For the sadly uninitiated, DBUK — who have just released Songs Nine Through Sixteen, the follow up to their debut release Songs One Through Eight — consists of the four core members of Denver’s Slim Cessna’s Auto Club, Munly J Munly, Slim Cessna, Lord Dwight Pentacost and Rebecca Vera. SCAC have spent the last two decades honing a lethal mix of country blues, gospel shouting, rock & roll and folk, becoming one of the best-known, critically acclaimed bands to rise from the musical community that brought forth 16 Horsepower and Wovenhand.
DBUK exists on it’s own musical plane.
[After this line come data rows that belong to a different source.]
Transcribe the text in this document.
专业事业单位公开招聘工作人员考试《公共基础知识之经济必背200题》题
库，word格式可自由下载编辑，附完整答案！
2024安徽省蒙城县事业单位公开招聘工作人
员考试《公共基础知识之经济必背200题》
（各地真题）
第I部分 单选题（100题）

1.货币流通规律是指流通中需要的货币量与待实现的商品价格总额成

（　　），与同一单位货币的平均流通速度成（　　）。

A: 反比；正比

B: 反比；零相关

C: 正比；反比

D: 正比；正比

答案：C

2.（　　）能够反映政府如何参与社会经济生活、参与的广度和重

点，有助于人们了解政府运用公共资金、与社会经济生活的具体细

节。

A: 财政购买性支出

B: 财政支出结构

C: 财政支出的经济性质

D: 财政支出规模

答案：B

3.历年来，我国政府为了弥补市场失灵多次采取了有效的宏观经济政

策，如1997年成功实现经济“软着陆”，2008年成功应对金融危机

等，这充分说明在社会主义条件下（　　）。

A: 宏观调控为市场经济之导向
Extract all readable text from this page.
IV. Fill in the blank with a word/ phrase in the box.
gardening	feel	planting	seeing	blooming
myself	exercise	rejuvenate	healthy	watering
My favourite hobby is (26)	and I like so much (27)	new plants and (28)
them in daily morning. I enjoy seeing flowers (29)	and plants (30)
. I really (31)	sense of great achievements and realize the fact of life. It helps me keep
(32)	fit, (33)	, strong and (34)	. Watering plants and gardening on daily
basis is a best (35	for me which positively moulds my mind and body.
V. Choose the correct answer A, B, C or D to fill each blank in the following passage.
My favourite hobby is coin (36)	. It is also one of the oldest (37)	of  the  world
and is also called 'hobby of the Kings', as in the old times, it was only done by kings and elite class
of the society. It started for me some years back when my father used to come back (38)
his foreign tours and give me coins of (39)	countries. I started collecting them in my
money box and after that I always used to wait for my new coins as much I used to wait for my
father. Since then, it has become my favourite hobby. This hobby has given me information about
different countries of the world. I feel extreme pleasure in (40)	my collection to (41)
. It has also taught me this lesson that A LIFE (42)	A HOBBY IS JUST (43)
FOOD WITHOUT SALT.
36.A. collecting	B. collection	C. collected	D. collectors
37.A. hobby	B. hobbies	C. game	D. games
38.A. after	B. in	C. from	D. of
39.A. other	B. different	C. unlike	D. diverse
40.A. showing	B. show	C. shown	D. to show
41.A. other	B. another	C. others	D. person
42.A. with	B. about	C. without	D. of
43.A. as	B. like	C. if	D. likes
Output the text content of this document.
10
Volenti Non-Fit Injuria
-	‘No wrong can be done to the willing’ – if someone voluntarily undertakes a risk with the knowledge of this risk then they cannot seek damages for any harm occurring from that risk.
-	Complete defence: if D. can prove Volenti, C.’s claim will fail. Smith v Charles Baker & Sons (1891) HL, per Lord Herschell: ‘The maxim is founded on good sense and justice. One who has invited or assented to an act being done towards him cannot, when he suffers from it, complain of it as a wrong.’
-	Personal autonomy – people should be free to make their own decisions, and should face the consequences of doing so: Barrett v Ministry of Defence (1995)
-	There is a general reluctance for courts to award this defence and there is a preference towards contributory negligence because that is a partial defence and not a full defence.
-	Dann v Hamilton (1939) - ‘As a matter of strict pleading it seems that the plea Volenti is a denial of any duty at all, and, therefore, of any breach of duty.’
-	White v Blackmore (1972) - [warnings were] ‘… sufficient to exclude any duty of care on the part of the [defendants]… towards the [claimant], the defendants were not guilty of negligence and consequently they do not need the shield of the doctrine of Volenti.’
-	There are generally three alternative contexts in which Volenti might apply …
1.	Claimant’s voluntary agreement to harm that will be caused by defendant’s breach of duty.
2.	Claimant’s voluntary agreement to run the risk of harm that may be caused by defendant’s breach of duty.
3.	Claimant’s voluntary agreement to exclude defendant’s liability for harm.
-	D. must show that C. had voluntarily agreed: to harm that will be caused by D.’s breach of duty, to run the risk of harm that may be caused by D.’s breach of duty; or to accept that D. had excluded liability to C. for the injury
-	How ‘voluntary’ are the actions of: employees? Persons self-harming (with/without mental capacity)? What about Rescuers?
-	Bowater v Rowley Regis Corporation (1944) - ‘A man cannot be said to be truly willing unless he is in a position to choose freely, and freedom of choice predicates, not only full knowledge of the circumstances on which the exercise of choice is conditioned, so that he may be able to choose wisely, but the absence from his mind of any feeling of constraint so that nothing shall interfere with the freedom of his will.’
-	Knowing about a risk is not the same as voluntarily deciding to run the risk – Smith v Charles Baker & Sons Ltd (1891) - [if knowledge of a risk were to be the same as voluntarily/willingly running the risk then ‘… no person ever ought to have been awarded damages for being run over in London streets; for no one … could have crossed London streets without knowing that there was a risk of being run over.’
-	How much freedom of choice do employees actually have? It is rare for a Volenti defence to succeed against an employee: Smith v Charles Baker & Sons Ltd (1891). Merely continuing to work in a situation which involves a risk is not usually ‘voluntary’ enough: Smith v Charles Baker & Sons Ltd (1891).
Haunting, warped murder ballads come with a louche, anti-spiritual cast. Limerence and longing co-exist with casual cruelty in compositions that feature a remarkable amount of detail of the natural world; they often begin sparingly, building into an ecstatic reverberation of instruments and voices.
Reverb and shake rattles abound, lending a spaghetti western vibe on songs written by Munly J Munly, whose dark humor fills the record lest anyone mistake the menace for malice.
On the first single, “In San Francisco Bay”, melodica unwinds a tango melody combined with four-part vocals, hopscotched by truly demented chants. The arrangements on Songs Nine Through Sixteen are complex, layered, menacing and gorgeous. Standouts include “From the Estate of John Denver”, “Bonnie Clyde the Big Bull Hen of the Women’s Prison”, “Deerslayer” and “The Misrepresentation of the Thompson Gun”; the latter wouldn’t have been out of place on the standout Nick Cave album Murder Ballads.